Dal punto di vista percentuale, secondo i dati rilevati dall’Osservatorio sull’inclusione finanziaria, nell’ultimo anno, la crescita dell’apertura di conti correnti a stranieri è stata soprattutto a vantaggio ancora una volta del Bangladesh con una crescita del +22%, quindi a seguire i cittadini del Pakistan con un +14%, ed ancora quelli di India e Cina con un +12% per ciascuna (mentre per le altre si scende sotto la soglia del 10%).

Un dato, secondo l’Osservatorio, importante per comprendere come sia cambiato non solo il tessuto sociale, ma anche quello economico, così da poter uniformare il lato dell’offerta, con prodotti più specifici sia per il settore bancario privato, che per quello pubblico. Una tendenza che già si è manifestata con l’approvazione di una serie di bandi, destinati al sostegno per l’avvio di attività produttive di vario genere, da parte soprattutto delle Regioni dove la percentuale di immigrati “attivi” imprenditorialmente è già molto elevata.

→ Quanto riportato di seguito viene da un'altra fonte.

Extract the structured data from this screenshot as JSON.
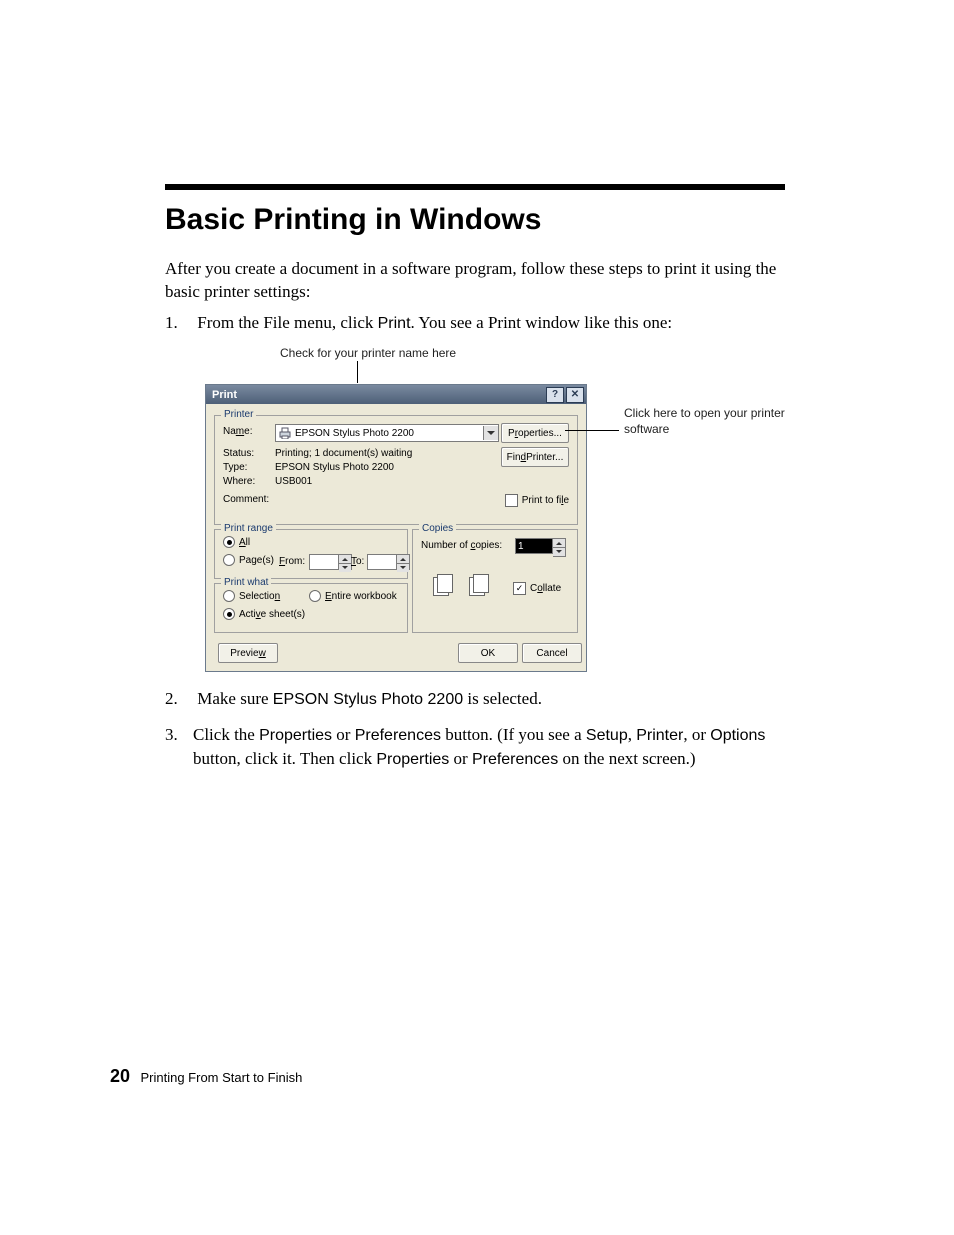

Le Regioni maggiormente coinvolte risultano essere quelle del Nord Italia, dove si concentra ben l’85% dei lavoratori stranieri, anche se per il Sud, nonostante le difficoltà dell’occupazione (con un drammatico contributo all’innalzamento del tasso di disoccupazione per oltre il 70%) il numero di occupati non italiani è cresciuto oltre la soglia dell’11%.